Между тем Венкстерны предложили мне поехать на несколько дней к ним в деревню. Я с радостью схватился за это предложение. Имение было пусто, но через день должна была приехать хозяйка Ольга Егоровна. Ясным октябрьским утром выехал я с белого вокзала Павелецкой дороги. Поезд медленно тянулся целый день. Сначала у меня еще было тяжелое настроение. Но чем дальше я отъезжал от Москвы, тем становилось лучше. Солнце склонялось над обнаженными лесами, золотя купол одинокого храма, затерянного в полях. Я выходил на станцию и прогуливался по платформе. Голубое небо струилось и гасло, тихо лепетали последние истлевающие листья на деревьях около платформы. Часов около шести я высадился на одиноком полустанке Ступино, где ждал меня экипаж и кучер Венкстернов. Солнце уже погасло. Запад краснел, и взошла первая звезда. Я покатил по опавшим березовым лесам, жадно вбирая грудью запах холодной земли, прелого листа и конского навоза.
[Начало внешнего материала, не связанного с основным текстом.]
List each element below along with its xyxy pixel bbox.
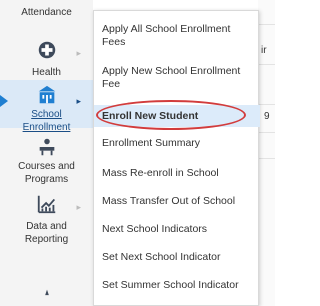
sidebar-item-attendance[interactable]: Attendance	[0, 0, 93, 32]
sidebar-item-label: Courses and Programs	[18, 161, 75, 185]
chevron-right-icon: ▸	[76, 48, 81, 58]
chart-icon	[32, 192, 62, 216]
sidebar-item-data-and-reporting[interactable]: ▸ Data and Reporting	[0, 184, 93, 250]
sidebar-item-courses-and-programs[interactable]: Courses and Programs	[0, 132, 93, 185]
background-text: ir	[261, 45, 267, 56]
menu-item-enroll-new-student[interactable]: Enroll New Student	[94, 105, 260, 127]
background-row-divider	[258, 104, 275, 105]
menu-item-set-next-school-indicator[interactable]: Set Next School Indicator	[94, 247, 260, 267]
menu-item-set-summer-school-indicator[interactable]: Set Summer School Indicator	[94, 275, 260, 295]
background-row-divider	[258, 24, 275, 25]
active-indicator-arrow	[0, 95, 8, 107]
sidebar-item-health[interactable]: ▸ Health	[0, 32, 93, 80]
chevron-right-icon: ▸	[76, 202, 81, 212]
menu-item-enrollment-summary[interactable]: Enrollment Summary	[94, 133, 260, 153]
chevron-right-icon: ▸	[76, 96, 81, 106]
background-row-divider	[258, 158, 275, 159]
sidebar-item-label: Data and Reporting	[24, 221, 69, 245]
menu-item-next-school-indicators[interactable]: Next School Indicators	[94, 219, 260, 239]
sidebar-item-label: School Enrollment	[22, 109, 71, 133]
background-row-divider	[258, 64, 275, 65]
left-sidebar: Attendance ▸ Health ▸ School Enrollment …	[0, 0, 93, 306]
sidebar-item-label: Health	[32, 67, 61, 78]
menu-item-apply-new-school-enrollment-fee[interactable]: Apply New School Enrollment Fee	[94, 61, 260, 95]
background-row-divider	[258, 132, 275, 133]
sidebar-item-label: Attendance	[21, 7, 72, 18]
health-icon	[32, 38, 62, 62]
sidebar-item-school-enrollment[interactable]: ▸ School Enrollment	[0, 80, 93, 133]
teacher-desk-icon	[32, 136, 62, 158]
school-enrollment-submenu: Apply All School Enrollment Fees Apply N…	[93, 10, 260, 306]
menu-item-mass-re-enroll-in-school[interactable]: Mass Re-enroll in School	[94, 163, 260, 183]
school-building-icon	[32, 84, 62, 106]
menu-item-mass-transfer-out-of-school[interactable]: Mass Transfer Out of School	[94, 191, 260, 211]
background-text: 9	[264, 111, 270, 122]
menu-item-apply-all-school-enrollment-fees[interactable]: Apply All School Enrollment Fees	[94, 19, 260, 53]
partial-icon	[32, 286, 62, 306]
sidebar-item-partial[interactable]	[0, 280, 93, 306]
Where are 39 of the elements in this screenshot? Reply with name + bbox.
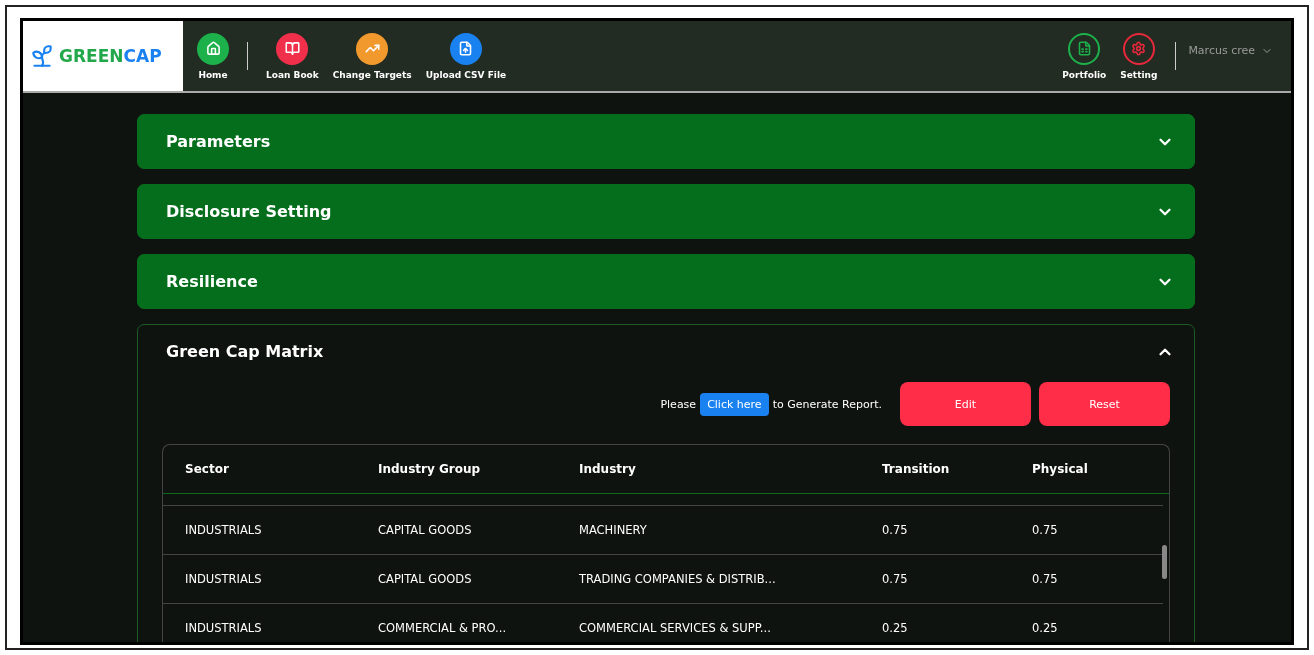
nav-button[interactable]: Home: [195, 32, 231, 80]
table-cell-text: INDUSTRIALS: [185, 523, 263, 537]
nav-button[interactable]: Change Targets: [330, 32, 414, 80]
action-button[interactable]: Reset: [1039, 382, 1170, 426]
action-button[interactable]: Edit: [900, 382, 1031, 426]
column-header: Industry: [579, 462, 637, 476]
column-header: Sector: [185, 462, 230, 476]
table-cell-text: 0.75: [882, 572, 909, 586]
nav-button[interactable]: Loan Book: [264, 32, 321, 80]
table-cell-text: INDUSTRIALS: [185, 572, 263, 586]
accordion-header[interactable]: Parameters: [138, 115, 1194, 168]
accordion-header[interactable]: Green Cap Matrix: [138, 325, 1194, 378]
click-here-button[interactable]: Click here: [700, 392, 769, 416]
table-cell-text: CAPITAL GOODS: [378, 523, 473, 537]
table-cell-text: 0.25: [882, 621, 909, 635]
column-header: Transition: [882, 462, 951, 476]
column-header: Physical: [1032, 462, 1089, 476]
note-text: to Generate Report.: [772, 397, 882, 411]
table-cell-text: MACHINERY: [579, 523, 648, 537]
user-menu[interactable]: Marcus cree: [1182, 43, 1279, 58]
table-cell-text: INDUSTRIALS: [185, 621, 263, 635]
column-header: Industry Group: [378, 462, 482, 476]
table-cell-text: COMMERCIAL & PRO...: [378, 621, 508, 635]
scrollbar-thumb[interactable]: [1162, 545, 1167, 579]
nav-button[interactable]: Upload CSV File: [423, 32, 509, 80]
table-cell-text: 0.25: [1032, 621, 1059, 635]
sprout-icon: [29, 43, 55, 69]
note-text: Please: [660, 397, 697, 411]
table-cell-text: 0.75: [1032, 523, 1059, 537]
nav-button[interactable]: Setting: [1118, 32, 1160, 80]
brand-name: GREENCAP: [59, 46, 162, 66]
table-cell-text: CAPITAL GOODS: [378, 572, 473, 586]
table-cell-text: COMMERCIAL SERVICES & SUPP...: [579, 621, 772, 635]
table-cell-text: TRADING COMPANIES & DISTRIB...: [579, 572, 777, 586]
table-cell-text: 0.75: [1032, 572, 1059, 586]
accordion-header[interactable]: Disclosure Setting: [138, 185, 1194, 238]
table-cell-text: 0.75: [882, 523, 909, 537]
accordion-header[interactable]: Resilience: [138, 255, 1194, 308]
nav-button[interactable]: Portfolio: [1060, 32, 1109, 80]
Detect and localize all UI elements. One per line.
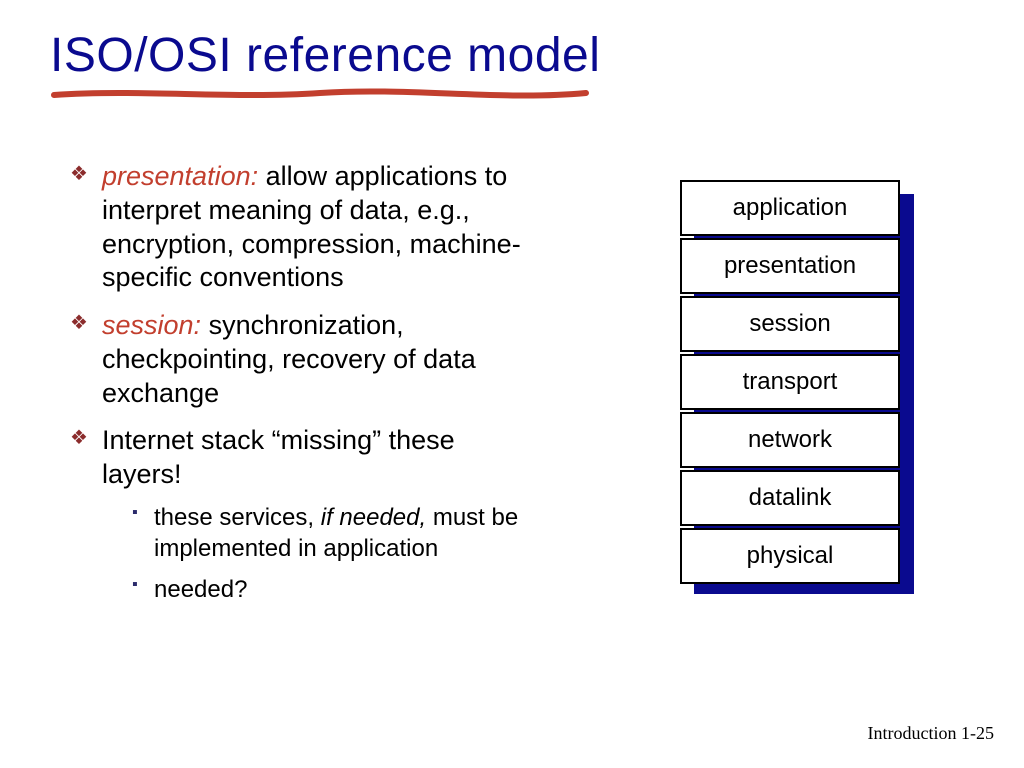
layer-session-label: session [749, 310, 830, 338]
bullet-missing: Internet stack “missing” these layers! t… [70, 424, 540, 605]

Вот замелькали огни лаптевской усадьбы. В столовой большого дома был накрыт стол, стояла водка и закуска. Старик землемер, приехавший по делам в Лаптево, разделил со мной ужин. Экономка Екатерина Тимофеевна, одна зимовавшая в доме, угощала меня чаем с фруктовой пастилой.
Часов в десять я уснул и, когда открыл глаза, с трудом поверил тому великолепию, в котором нахожусь. Окна были без штор, и в них вливалось яркое осеннее небо. Звонкая, промерзлая земля была в серебряном инее. И ни души кругом. Выпив кофе, я побежал в сад. Перешел канаву по березовому мостику и спустился вниз к речке Хочемке. Река была уже подернута льдом, но упорно журчала, струясь по каменьям. Эта песня бессонной струи одна будила глухую тишину. Голые березы белели на невысоких холмах.
Целый день я скитался по опавшим лесам: иногда ложился и дремал под шепот неумолчной влаги. И вот небо краснеет. Я один на круглой скамейке над обрывом. Из деревни доносятся лай собаки и удары топора. И вот все смолкло. Одиночество мое разделяет только дряхлеющий понтер Джемс с большим зобом, который расположился у моих ног и чутко прислушивается к редким звукам. Солнце гаснет, все краски меркнут: матовая мгла застилает окрестность. И я, как раненный в первом жизненном бою, падаю в объятия земли, чувствую ее материнскую ласку, которая все очищает и все исцеляет. А в доме ждет меня старый землемер: весело горит огонь, накрыты два прибора; портрет Пушкина смотрит со стены. В низких стеклянных шкафах находятся все русские поэты[168] и старые журналы за много лет. Я без конца роюсь в этих шкафах и по утрам, глотая жирное кофе, перелистываю Тютчева, находя в нем новые и новые жемчужины. Воздух Лаптева напоен Пушкиным; его бюст красуется среди цветника, со шкафа улыбается мне бюст Вольтера, а там видно лысое и мудрое лицо Чаадаева.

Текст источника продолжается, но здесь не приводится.